Le jour éternel

Préface

Le voyageur qui poursuit sa route dans l’espérance de revoir bientôt sa patrie, porte souvent ses regards vers le lieu qu’il doit habiter ; il étudie son chemin, il en considère les détours, il en mesure la distance, et tâche au moins d’entrevoir au loin la maison paternelle que l’on dirait bâtie sur un riant coteau. De retour chez lui, il n’éprouve pas moins de plaisir à revenir en arrière sur les lieux qu’il a parcourus, repassant ainsi dans sa mémoire ce qui lui est arrivé en chemin, soit en bien, soit en mal.

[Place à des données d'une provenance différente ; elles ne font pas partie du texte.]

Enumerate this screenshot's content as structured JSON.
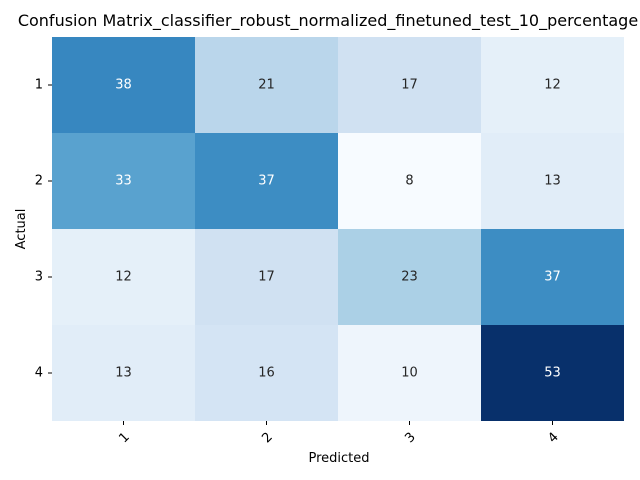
{
  "chart_data": {
    "type": "heatmap",
    "title": "Confusion Matrix_classifier_robust_normalized_finetuned_test_10_percentage",
    "xlabel": "Predicted",
    "ylabel": "Actual",
    "x_categories": [
      "1",
      "2",
      "3",
      "4"
    ],
    "y_categories": [
      "1",
      "2",
      "3",
      "4"
    ],
    "values": [
      [
        38,
        21,
        17,
        12
      ],
      [
        33,
        37,
        8,
        13
      ],
      [
        12,
        17,
        23,
        37
      ],
      [
        13,
        16,
        10,
        53
      ]
    ],
    "colormap": "Blues",
    "value_range": [
      8,
      53
    ],
    "colorbar": false,
    "annotations": true
  }
}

Il en est de même de nous. Nous sommes en route pour l’éternité ; nous marchons en avant, les yeux tournés vers la Nouvelle Jérusalem. C’est avec bonheur que nous pensons au jour éternel, puisque nous devons y jouir de la présence de Dieu et de l’Agneau. Avant qu’il soit longtemps, nous nous y trouverons dans ses parvis, ou bien nous marcherons en sainte compagnie dans les rues de la cité, avec tous les bienheureux. Et quand, de ces hauteurs sublimes, nous reporterons nos regards sur le sentier qui nous conduit au royaume, sentier fort court à la vérité, mais rempli de merveilles, nous nous rappellerons toutes les luttes, tous les pas fatigants, toutes les heures obscures ou solitaires, toutes les « vallées de Bacca » avec leurs puits ou leurs étangs, toutes les tristesses et les consolations ; nous repaîtrons, agréablement notre souvenir des dispensations de Dieu à notre égard, et nous verrons comment, par des voies mystérieuses mais sûres, nous avons été amenés à cette cité glorieuse. Ou bien encore, nous raconterons notre histoire à d’autres, à un ange peut-être, à un saint qui, ayant quitté la terre à l’état d’enfance, sera entré dans son repos sans passer par ce rude chemin dont nous voulons parler ; nous lui dirons comment à tel endroit et à telle époque, après avoir suivi bien des voies détournées, nous avons commencé de nous approcher de Dieu et avons éprouvé combien il est bon : c’est à tel endroit, à telle époque et de telle manière que j’ai soutenu ce combat, que je me suis laissé prendre dans ce piège, que j’ai bronché et suis tombé, que j’ai été surpris par les ténèbres, — cependant Dieu m’a délivré de tout.

Quelle satisfaction ne trouverons-nous pas dans cette vision du passé, dans ce souvenir des merveilles de la grâce toute-puissante qui aura ainsi formé notre courte mais intéressante carrière ! Heureuses réflexions, récits merveilleux qui seront autant de sujets d’amour et de louange éternelle dans les siècles à venira !

a – « Siècles » ou « siècles des siècles » sont les termes dont Dieu se sert quand il parle de l’éternité. Ils désignent non seulement une durée éternelle, mais l’évolution successive des cycles dont chacun sera la manifestation de quelque dessein glorieux.

Nous sommes emportés par le temps. La nuit sera bientôt passée, et le matin millénial ne tardera pas à éclore. Puis, la gloire milléniale elle-même sera remplacée par le jour éternel qui est au delà des siècles et des économies. L’esprit trouve déjà une bien douce joie dans cette perspective du siècle millénaire ; mais c’est avec une satisfaction plus grande encore que nous pensons au jour qui n’aura pas de fin. La pensée que les ténèbres de cette nuit vont se dissiper à l’apparition de l’Etoile du Matin, nous console véritablement ; mais notre consolation s’affermit et se multiplie lorsque nous considérons que la beauté de cette Etoile matinale doit se perdre dans la gloire du jour éternel.